Mr Dutton did not resile from trying to roll Malcolm Turnbull, but his challenger argued the people of Dickson were sick of the leadership turmoil in Canberra.

5. The victim of the drive-by Melbourne nightclub shooting remains in critical condition.

A man who was shot while waiting to get into a popular Melbourne nightclub remains in a critical condition, as police probe gang links to the drive-by shooting.

The shooting at Prahran venue Love Machine on Sunday morning has claimed one man's life and another man, named in reports as talented soccer player Richard Arow, is fighting for life.

Tributes have flowed on social media for Mr Arow, 28, of Maidstone, but the hospital said on Tuesday he remains in hospital in a critical condition.

Police are examining links to outlaw motorcycle gangs and Middle Eastern organised crime groups as part of a "thorough" investigation into the shooting.

"We think this is quite a specific, targeted attack, but we do not understand the motive, nor the people who are involved in it at this time," Victoria Police Crime Command Assistant Commissioner Tess Walsh told reporters on Monday.
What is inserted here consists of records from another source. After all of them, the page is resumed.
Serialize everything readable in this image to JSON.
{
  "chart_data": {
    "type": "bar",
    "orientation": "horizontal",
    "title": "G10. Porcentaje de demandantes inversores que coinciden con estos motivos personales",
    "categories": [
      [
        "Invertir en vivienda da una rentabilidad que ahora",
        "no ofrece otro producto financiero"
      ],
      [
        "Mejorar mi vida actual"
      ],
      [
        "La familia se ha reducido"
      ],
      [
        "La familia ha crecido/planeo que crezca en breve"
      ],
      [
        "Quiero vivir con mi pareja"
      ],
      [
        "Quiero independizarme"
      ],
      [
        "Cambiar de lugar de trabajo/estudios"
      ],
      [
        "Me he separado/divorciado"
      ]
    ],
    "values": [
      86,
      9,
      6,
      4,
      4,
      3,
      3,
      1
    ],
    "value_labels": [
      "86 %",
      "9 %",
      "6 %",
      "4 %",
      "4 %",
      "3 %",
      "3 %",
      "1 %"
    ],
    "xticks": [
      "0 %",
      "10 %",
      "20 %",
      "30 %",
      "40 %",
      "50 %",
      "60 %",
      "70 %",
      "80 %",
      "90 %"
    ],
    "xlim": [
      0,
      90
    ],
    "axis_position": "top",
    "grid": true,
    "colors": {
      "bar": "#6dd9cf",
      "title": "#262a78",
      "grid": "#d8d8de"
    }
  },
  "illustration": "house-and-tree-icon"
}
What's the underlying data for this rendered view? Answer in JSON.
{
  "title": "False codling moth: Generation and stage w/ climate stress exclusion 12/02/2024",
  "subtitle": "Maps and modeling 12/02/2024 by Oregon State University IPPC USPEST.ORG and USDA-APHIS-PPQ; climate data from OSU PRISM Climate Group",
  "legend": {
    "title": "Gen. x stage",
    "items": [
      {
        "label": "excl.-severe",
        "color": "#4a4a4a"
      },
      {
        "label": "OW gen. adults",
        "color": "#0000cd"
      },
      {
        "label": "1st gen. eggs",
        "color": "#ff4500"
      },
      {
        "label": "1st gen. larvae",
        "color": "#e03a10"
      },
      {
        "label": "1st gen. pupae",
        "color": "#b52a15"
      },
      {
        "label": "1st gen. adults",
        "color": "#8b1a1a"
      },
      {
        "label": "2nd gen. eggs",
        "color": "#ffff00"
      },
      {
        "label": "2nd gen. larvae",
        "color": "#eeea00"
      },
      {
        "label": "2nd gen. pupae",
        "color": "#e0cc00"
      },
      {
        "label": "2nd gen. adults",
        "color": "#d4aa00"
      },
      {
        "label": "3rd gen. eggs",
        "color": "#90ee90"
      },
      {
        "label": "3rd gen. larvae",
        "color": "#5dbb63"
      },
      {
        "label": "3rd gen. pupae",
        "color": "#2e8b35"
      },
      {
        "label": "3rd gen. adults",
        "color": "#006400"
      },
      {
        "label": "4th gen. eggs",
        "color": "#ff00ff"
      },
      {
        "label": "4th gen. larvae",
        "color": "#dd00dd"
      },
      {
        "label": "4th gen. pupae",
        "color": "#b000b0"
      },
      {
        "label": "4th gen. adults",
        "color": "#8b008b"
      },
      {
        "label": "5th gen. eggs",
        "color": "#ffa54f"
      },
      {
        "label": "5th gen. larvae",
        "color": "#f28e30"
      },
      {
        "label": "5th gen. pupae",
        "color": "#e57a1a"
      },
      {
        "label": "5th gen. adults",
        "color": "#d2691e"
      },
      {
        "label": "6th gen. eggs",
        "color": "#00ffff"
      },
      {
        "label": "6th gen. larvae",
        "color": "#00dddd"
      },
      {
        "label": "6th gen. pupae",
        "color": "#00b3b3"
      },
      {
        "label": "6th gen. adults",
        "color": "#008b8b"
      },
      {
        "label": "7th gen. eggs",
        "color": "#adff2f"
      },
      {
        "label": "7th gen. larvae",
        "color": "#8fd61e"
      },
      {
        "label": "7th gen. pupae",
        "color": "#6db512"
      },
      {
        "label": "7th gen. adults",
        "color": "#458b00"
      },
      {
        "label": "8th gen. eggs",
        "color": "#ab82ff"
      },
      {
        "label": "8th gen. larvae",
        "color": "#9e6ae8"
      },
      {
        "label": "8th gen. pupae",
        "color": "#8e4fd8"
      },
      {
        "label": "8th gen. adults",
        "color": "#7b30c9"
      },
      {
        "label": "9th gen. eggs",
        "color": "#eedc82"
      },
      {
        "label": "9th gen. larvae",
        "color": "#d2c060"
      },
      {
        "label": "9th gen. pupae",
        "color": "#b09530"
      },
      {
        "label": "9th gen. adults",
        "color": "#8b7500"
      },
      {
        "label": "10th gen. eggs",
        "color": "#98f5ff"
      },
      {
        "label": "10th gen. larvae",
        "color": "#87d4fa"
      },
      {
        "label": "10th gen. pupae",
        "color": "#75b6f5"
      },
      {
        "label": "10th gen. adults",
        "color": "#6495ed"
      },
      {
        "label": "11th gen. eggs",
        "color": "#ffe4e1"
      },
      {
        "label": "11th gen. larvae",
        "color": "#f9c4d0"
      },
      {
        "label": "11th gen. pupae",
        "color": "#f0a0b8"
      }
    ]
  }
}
"Clearly there are tensions escalating."

Security guard Aaron Khalid Osmani, 37, was also rushed to hospital after the shooting and died later on Sunday.

Three other men were injured by the shots fired from a stolen black Porsche SUV about 3.20am.

The Porsche, which was stolen from Dandenong in March, was found burnt-out in Wollert after the shooting.

Ms Walsh said there was no evidence to link the nightclub shooting to other recent fatal gun attacks, including one at a boxing match.

"We are extremely confident we will solve this crime and this horrendous murder," she said.

Detectives are asking for public information to help solve the crime.